Hepatoblastoma is the most common form of liver cancer in children. It is diagnosed during the first three years of life. Now, a new University of California, San Francisco (UCSF) study gives hope to working toward more precise chemotherapy treatment for hepatoblastoma. The study exposes the diversity within the most common type of pediatric liver tumor.

The findings are published in Nature Communications in a paper titled, “Single-cell analysis of hepatoblastoma identifies tumor signatures that predict chemotherapy susceptibility using patient-specific tumor spheroids.”

“Pediatric hepatoblastoma is the most common primary liver cancer in infants and children,” wrote the researchers. “Studies of hepatoblastoma that focus exclusively on tumor cells demonstrate sparse somatic mutations and a common cell of origin, the hepatoblast, across patients. In contrast to the homogeneity these studies would suggest, hepatoblastoma tumors have a high degree of heterogeneity that can portend poor prognosis.”

A team of researchers from three different UCSF labs used single-cell transcriptomic techniques to analyze resected human pediatric hepatoblastoma specimens. The researchers identified five hepatoblastoma tumor signatures that may account for the tumor heterogeneity observed in this disease.

“Many pediatric tumors originate from an embryonic cell and some are bland in terms of their mutational burden,” said study co-author Amar Nijagal, assistant professor in the division of pediatric surgery at UCSF Benioff Children’s Hospital, San Francisco. “The fact that this tumor has significant heterogeneity made us question what was driving this heterogeneity, and we wanted to learn more.”

Aside from offering hope for better treatment, studying hepatoblastoma provides a window into how tissues develop normally, Nijagal said.

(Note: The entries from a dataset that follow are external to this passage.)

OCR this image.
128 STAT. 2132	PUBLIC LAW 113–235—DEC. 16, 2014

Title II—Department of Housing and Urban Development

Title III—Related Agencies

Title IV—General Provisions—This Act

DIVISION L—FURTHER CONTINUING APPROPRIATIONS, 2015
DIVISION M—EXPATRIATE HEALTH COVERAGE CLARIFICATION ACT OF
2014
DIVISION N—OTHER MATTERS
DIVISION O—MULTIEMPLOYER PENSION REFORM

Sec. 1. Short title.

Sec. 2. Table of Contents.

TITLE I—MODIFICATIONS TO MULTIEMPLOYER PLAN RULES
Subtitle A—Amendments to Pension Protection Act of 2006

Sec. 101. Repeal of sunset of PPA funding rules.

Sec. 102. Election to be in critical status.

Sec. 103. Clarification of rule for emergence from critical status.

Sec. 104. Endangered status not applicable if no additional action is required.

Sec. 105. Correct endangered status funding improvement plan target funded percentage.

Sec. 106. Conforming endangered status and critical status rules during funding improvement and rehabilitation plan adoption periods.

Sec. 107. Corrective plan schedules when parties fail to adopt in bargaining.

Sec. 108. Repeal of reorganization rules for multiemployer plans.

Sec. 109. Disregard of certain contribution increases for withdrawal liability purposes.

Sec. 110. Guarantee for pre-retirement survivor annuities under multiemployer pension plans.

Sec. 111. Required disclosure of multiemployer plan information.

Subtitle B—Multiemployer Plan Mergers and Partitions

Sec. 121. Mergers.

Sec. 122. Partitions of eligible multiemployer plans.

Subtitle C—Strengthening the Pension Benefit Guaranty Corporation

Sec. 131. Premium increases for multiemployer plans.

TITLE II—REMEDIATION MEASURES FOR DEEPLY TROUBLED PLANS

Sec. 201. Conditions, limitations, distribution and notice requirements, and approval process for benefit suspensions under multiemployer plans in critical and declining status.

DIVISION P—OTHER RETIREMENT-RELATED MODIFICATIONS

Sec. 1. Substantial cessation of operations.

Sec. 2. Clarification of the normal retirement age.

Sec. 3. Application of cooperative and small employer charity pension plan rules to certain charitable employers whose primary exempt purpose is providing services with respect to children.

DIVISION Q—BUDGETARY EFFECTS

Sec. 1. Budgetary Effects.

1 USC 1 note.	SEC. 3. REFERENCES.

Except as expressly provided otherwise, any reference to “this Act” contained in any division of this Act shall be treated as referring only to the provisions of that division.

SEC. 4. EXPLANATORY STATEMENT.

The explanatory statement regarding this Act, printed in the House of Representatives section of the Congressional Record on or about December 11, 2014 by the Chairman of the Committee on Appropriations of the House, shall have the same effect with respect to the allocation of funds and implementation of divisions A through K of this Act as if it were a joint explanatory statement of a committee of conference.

“Normal development and cancer are two sides of the same coin,” Nijagal said. “Here you have a tumor that is not acquired, as many adult tumors are from something like smoking or excess UV exposure. Instead, something goes wrong during development to set off these hepatoblasts towards developing into a malignancy. So we are interested in learning what are the signals—such as those from immune cells—that maintain normal development.”

The study results help illuminate the foundation of HB tumor heterogeneity and demonstrate that patient-specific spheroids can be used to predict treatment response and identify therapeutic targets.